Lo perdí todo. Bueno, más que perdido diría que me lo robaron, que aunque suene menos humillante no lo es. Desde ese momento, cada vez que salía de casa me agitaba la espantosa sensación de ir desnudo. La gente parecía saber que me habían condenado a vivir sin orgullo; esa corbata que anudas al cuello cada mañana y que aprietas de vez en cuando durante el día para recordar que está ahí, rodeándote el cuello. Bueno, pues no estaba.
Y todo por dejar que el corazón reiterara su mandato ante un cerebro tan diminuto que no era capaz de hacer señal alguna ante un peligro tan despiadado.
A mí el instinto siempre me ha funcionado maravillosamente y la primera reacción que tuve al conocerla fue huir. Sí. La de correr como un gamo espantado. Pero no lo hice. Con eso de que el ser humano es un ser especulativo y que el instinto queda para el genero animal, me quedé escuchando, enredándome en sus palabras, en el lento ondular de su cuerpo cuando paseaba con movimientos felinos por toda la sala. Su columna se arqueaba sensualmente por la zona lumbar haciendo de su contorno una autopista de curvas talladas a fuego. Después de esa primera sesión ya no hubo forma de quitármela de la cabeza.
Reconozco que yo me lo busqué.
Indagué sobre ella. Aprendí todo lo que a una mujer de su clase le pudiera interesar y el día que le invité a tomar un café, fue sin duda alguna, el día en que tragué mi propio anzuelo. Recuerdo que habíamos quedado a las ocho. Ella llegó media hora tarde (primer síntoma de quién es el que manda). Se disculpó con una sonrisa y se sentó enfrente. A mí me pareció demasiado lejana, allí en su barricada de trabajo, indiferencia y papeles que yo, desde aquel instante, me obcequé por demoler. El hecho de estar con ella, respirando su perfume, el mismo aire que antes había estado en sus pulmones me llenó de felicidad.
Me habló de trabajo, y qué más da de qué, me hablaba a mí, me miraba a mí, y eso era lo importante. No recuerdo lo que tomé ni de qué conversamos en particular, la única imagen de aquel día fue su traje verde, su sonrisa roja y sus ojos profundos. Caí hasta el fondo.
Después llegaron los juegos retorcidos en los que era tan solo su animal de compañía. La pieza de reserva en un tablero donde yo movía ficha y ella contaba veinte.
Terminó por engullirme por completo. A continuación, nada. Un día sin más desapareció. Me hubiera conformado con estar toda la vida trayéndole las zapatillas y el periódico a cambio de sus caricias a medias, de sus besos a medias, de sus verdades a medias. Pero un día recogió sus pantis de mi cama y ya no regresó.

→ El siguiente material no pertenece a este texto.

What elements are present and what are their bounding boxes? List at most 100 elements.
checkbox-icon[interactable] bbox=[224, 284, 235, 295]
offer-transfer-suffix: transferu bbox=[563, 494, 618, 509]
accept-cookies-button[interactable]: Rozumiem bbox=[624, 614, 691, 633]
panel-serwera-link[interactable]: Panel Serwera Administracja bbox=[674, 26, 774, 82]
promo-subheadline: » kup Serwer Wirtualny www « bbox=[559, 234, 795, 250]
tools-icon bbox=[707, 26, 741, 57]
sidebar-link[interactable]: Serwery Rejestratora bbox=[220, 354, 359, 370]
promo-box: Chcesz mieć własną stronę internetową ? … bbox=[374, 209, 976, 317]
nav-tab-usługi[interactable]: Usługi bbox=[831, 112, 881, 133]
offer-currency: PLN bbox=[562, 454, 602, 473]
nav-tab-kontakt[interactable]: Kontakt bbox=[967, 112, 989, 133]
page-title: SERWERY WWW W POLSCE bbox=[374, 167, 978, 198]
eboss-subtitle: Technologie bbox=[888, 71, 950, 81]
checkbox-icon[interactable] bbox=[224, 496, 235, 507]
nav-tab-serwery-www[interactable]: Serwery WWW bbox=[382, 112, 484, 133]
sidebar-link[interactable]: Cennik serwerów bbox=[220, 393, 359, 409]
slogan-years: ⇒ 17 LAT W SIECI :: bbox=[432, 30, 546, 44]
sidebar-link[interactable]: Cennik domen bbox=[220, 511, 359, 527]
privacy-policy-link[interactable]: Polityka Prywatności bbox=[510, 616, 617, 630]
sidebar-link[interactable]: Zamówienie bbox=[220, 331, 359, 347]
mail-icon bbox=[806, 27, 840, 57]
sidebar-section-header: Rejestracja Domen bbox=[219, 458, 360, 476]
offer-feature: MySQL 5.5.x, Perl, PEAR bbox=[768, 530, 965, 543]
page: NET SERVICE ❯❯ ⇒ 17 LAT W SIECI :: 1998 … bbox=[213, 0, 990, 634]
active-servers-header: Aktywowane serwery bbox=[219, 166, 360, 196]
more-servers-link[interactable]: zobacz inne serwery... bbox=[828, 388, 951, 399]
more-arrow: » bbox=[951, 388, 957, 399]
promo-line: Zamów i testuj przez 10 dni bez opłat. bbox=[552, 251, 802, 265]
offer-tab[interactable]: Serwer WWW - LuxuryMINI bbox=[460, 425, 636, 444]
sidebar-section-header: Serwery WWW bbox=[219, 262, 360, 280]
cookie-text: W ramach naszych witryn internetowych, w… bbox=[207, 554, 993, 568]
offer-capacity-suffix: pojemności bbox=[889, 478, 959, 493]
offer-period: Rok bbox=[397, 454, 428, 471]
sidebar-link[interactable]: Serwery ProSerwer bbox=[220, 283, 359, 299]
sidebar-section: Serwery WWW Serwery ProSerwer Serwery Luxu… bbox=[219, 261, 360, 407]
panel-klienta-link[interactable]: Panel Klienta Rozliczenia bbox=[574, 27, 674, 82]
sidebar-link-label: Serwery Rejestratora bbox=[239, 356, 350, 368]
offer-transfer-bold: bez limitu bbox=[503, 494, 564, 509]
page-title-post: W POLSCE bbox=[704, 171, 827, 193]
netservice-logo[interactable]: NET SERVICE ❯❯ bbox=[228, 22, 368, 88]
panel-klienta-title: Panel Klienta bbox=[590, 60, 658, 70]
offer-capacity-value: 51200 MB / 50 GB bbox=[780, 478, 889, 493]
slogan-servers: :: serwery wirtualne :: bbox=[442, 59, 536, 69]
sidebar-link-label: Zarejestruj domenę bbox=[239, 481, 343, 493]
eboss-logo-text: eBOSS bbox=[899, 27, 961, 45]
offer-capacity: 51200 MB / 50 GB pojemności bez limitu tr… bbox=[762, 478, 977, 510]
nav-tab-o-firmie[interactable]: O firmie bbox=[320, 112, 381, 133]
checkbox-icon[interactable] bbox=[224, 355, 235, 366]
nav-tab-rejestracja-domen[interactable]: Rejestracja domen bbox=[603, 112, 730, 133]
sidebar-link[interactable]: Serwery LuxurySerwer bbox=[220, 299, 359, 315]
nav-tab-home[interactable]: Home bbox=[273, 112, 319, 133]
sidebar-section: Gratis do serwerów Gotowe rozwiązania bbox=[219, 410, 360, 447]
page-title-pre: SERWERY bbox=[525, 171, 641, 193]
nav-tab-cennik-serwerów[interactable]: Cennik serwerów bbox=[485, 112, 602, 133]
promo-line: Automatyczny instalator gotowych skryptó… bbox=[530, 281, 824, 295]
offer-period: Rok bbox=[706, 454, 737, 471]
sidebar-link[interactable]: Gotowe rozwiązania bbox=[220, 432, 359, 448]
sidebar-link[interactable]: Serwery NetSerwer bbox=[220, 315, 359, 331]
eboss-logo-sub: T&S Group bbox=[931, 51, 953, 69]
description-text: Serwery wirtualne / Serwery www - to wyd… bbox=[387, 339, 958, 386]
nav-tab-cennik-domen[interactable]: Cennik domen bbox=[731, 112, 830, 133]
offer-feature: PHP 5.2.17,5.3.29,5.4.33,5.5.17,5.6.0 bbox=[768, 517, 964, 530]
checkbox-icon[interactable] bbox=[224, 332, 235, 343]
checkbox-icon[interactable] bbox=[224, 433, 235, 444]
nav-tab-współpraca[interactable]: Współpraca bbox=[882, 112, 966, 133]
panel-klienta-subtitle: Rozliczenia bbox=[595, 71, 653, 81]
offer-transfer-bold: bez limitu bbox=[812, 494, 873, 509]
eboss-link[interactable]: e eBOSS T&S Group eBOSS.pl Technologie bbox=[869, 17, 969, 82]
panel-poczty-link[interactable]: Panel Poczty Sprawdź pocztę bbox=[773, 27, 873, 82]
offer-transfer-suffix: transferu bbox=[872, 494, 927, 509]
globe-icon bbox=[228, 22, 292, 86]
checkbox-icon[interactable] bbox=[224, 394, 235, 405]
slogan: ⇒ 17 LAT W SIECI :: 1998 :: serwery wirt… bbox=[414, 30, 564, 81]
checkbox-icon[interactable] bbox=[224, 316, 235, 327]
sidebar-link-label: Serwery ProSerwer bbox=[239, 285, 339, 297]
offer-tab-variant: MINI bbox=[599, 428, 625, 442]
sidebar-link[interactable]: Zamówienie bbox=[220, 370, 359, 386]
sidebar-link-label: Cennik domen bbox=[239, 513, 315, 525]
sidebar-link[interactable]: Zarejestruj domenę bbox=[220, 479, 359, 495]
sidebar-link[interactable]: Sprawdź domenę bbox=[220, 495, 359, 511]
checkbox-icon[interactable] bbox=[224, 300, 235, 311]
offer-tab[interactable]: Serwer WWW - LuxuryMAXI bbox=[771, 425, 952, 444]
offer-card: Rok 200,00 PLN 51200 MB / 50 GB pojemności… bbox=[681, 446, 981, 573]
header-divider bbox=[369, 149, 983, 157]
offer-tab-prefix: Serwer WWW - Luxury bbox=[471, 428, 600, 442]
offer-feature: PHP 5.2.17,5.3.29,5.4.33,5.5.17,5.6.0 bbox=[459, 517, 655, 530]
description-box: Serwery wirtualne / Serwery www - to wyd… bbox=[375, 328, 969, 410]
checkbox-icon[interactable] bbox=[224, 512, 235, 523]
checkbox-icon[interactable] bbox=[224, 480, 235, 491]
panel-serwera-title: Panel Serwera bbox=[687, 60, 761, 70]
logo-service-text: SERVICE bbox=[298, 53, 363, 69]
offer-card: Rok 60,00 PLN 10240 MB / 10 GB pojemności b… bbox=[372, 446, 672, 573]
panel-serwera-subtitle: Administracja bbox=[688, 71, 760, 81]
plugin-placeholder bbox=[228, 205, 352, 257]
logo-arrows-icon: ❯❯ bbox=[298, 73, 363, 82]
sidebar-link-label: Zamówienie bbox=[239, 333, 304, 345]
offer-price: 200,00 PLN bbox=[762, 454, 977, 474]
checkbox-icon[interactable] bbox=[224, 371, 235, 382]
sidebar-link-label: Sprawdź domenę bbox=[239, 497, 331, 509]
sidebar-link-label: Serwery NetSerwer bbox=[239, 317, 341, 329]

Tras este vacío, sólo el hecho de acolchar el papel con palabras llenas de sogas donde me colgaba cada noche, era la única manera de seguir coherentemente loco. Pasé por todos los estados. Lágrimas, tristeza, ansiedad, culpabilidad, necesidad, deseo de venganza, soledad, lágrimas de nuevo...
Hoy, después de dos años, he estrenado corbata nueva. Delante del espejo hice bien el nudo. Lo apreté un poco más fuerte de lo habitual. Quería sentir su contacto envolviendo mi cuello.
Me resulta terriblemente gracioso que el caos que me hizo garabatear en negro mi fracaso me haga el ganador del premio más lustroso y distinguido en poesía.
Que ella sea la esposa del presidente del jurado hoy carece de importancia para mí.